Es ist nicht bekannt, daß Fouché dieses gefährliche Wissen jemals finanziell oder erotisch ausgebeutet hätte. Ihm genügte die Macht, das süße Gefühl, von seinem Arbeitszimmer aus, wie der Student bei Lesage, die Stadt ohne Dächer zu sehen und seine Werkzeuge überall dort tätig zu wissen, wo auch nur ein einziges Hirn sich gegen dies Regiment verschworen hatte. Kein Exil, keine Verborgenheit schützte vor seinen Spähern. Es paßt gut zu seiner behutsamen, Brutalitäten gern vermeidenden Art, daß er der Erfinder der Schutzhaft wurde und die Briefkontrolle aufs raffinierteste vervollkommnete. Schließlich schuf er, seiner Zeit weit voraus, eine Pressestelle, wo die besten Publizisten und Versemacher von Paris arbeiteten. Hier wurden Artikel fabriziert, die später in ahnungslose Blätter kamen, hier wurden Pamphlete auf mißliebige Politiker und Militärs geschrieben, Flugblätter mit frechen Karikaturen hergestellt, die dann von den Beamten beschlagnahmt wurden, wenn Paris sie genügend bestaunt hatte. Die französische Polizei trägt noch heute die unverkennbaren Merkmale ihres Schöpfers, das Zweite Bureau ist noch immer eines der exaktest arbeitenden Institute des Genres.
Als Fouché fünf Jahre nach seiner Entmachtung starb, war er schon ganz vergessen, fast eine mythologische Figur. Nur als das Gerücht entstand, daß er Memoiren hinterlassen habe, ging ein kleiner Schauer durch die pariser Gesellschaft.

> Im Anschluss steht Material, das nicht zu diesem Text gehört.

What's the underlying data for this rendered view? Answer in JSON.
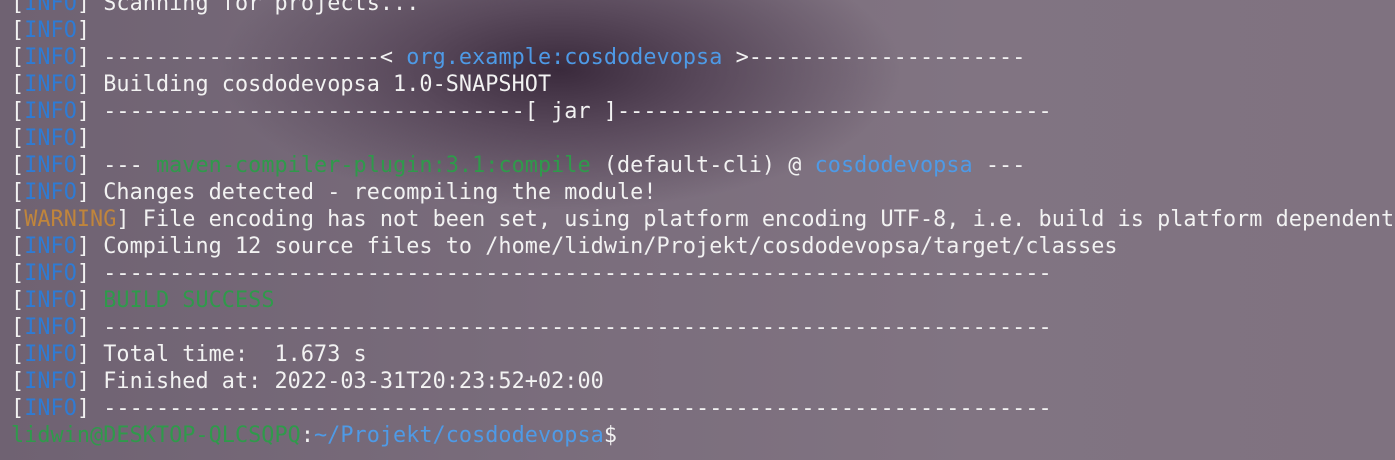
{
  "terminal": {
    "lines": [
      {
        "level": "INFO",
        "text": " Scanning for projects..."
      },
      {
        "level": "INFO",
        "text": ""
      },
      {
        "level": "INFO",
        "text_pre": " ---------------------< ",
        "text_link": "org.example:cosdodevopsa",
        "text_post": " >---------------------"
      },
      {
        "level": "INFO",
        "text": " Building cosdodevopsa 1.0-SNAPSHOT"
      },
      {
        "level": "INFO",
        "text": " --------------------------------[ jar ]---------------------------------"
      },
      {
        "level": "INFO",
        "text": ""
      },
      {
        "level": "INFO",
        "text_pre": " --- ",
        "text_plugin": "maven-compiler-plugin:3.1:compile",
        "text_mid": " (default-cli) @ ",
        "text_project": "cosdodevopsa",
        "text_post": " ---"
      },
      {
        "level": "INFO",
        "text": " Changes detected - recompiling the module!"
      },
      {
        "level": "WARNING",
        "text": " File encoding has not been set, using platform encoding UTF-8, i.e. build is platform dependent!"
      },
      {
        "level": "INFO",
        "text": " Compiling 12 source files to /home/lidwin/Projekt/cosdodevopsa/target/classes"
      },
      {
        "level": "INFO",
        "text": " ------------------------------------------------------------------------"
      },
      {
        "level": "INFO",
        "text_success": " BUILD SUCCESS"
      },
      {
        "level": "INFO",
        "text": " ------------------------------------------------------------------------"
      },
      {
        "level": "INFO",
        "text": " Total time:  1.673 s"
      },
      {
        "level": "INFO",
        "text": " Finished at: 2022-03-31T20:23:52+02:00"
      },
      {
        "level": "INFO",
        "text": " ------------------------------------------------------------------------"
      }
    ],
    "prompt": {
      "user_host": "lidwin@DESKTOP-QLCSQPQ",
      "separator": ":",
      "path": "~/Projekt/cosdodevopsa",
      "symbol": "$"
    }
  },
  "colors": {
    "info": "#2f7bd3",
    "warning": "#c0853c",
    "success": "#2f9a4b",
    "highlight": "#4e9ae6",
    "text": "#f2f2f2"
  }
}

Vielleicht hilft gegen eine solche Erscheinung, die ihrer Zeit die Haut abgezogen und alles Tierische, alle Menschenunwürdigkeiten einer Epoche protokolliert hat, nur das Vergessen. So ist es wohl nur folgerichtig, daß die Erinnerung an Joseph Fouché, den Fanatiker der Lüge, von den Überlebenden so unbarmherzig unterdrückt wurde, als wäre er ein Fanatiker der Wahrheit gewesen. Der Seelenkenner Balzac, dieser wunderbare Mitfühlende aller Besessenen, hat ihn als Erster wieder ans Licht gebracht und ihm in »Une ténébreuse affaire« ein paar Sätze großartigen Gedenkens gewidmet.